Quick Links, Required Forms & Documents
Things to Know & Remember
“Bring a servant’s heart, a compassionate spirit, a desire to learn about and accept the culture you are visiting, a big smile, a good sense of humor, ingenuity, flexibility, a good set of ears to listen, an open mind to understand, and patience with the ability to accept the laid back lifestyle of the Caribbean.”
We are in the DR to learn from a culture and a group of people. We are guests. We must put aside our need to have all the answers or to know what is best in any situation.
We are patient.
….with time: This is a culture where events do not take place on the clock. Things start when they start. We may spend a lot of time waiting. Building relationships and being with people are much more important than beginning something on time.
…with language: Spanish is spoken.
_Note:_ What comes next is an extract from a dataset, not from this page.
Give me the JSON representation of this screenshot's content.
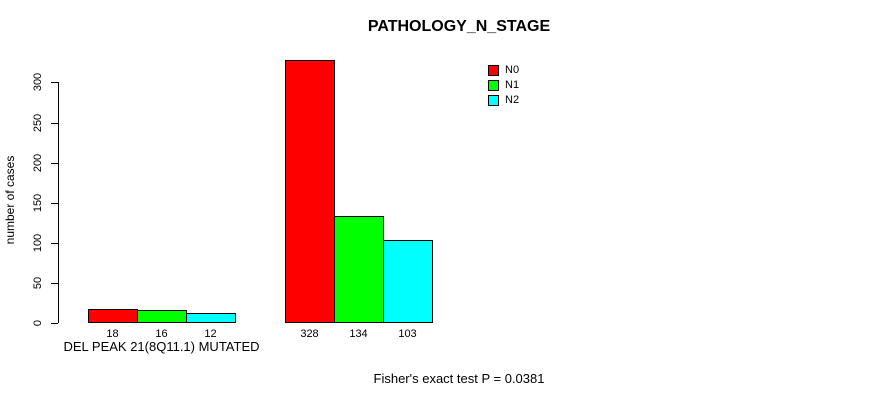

Even if you know some Spanish, you will probably not always know what’s going on. It will be difficult to get your point across. This is an opportunity to learn ways other than speech to communicate!
We are vulnerable.
Traveling in a different country where you aren’t familiar with the language, customs, food, and people, you have the opportunity to become vulnerable. This vulnerability is a gift because it is through being vulnerable that we must rely on each other, on our hosts, and on God.
Please be aware of the dangers – both in safety and disease – and act accordingly.
Food and water: Be very careful of what you eat. We advise you not to eat from the vendors on the Malecon or on the beach. Do so at your own risk.
Do not ingest water. Use bottles of water to drink and brush your teeth. Do not get ice in your soda except at the hotel – the ice at La Lomar is safe to consume.
The food in the Dominican Republic is very good but may be more adventurous than you are used to. If you are a picky eater, please pack and bring snacks.
Plumbing: This country does not have a sophisticated plumbing system in many areas. In many cases, including your hotel room, there is a waste basket beside the toilets – these are for the toilet paper instead of flushing. Much of the plumbing ends up in ravines so try to the best of your ability to accommodate this.
Military Check-Points: You may see military check-points where we drive and there may be security guards carrying machine guns. Our building site is in a tourist area so it is unlikely we will see this. It is more common near the Haitian border.
We are modest.
To respect the culture and to convey our best representation of the church it is important to be modest. Please dress modestly, refrain from swearing or crude language, and be conscious of how you relate with others, especially with people of the opposite sex.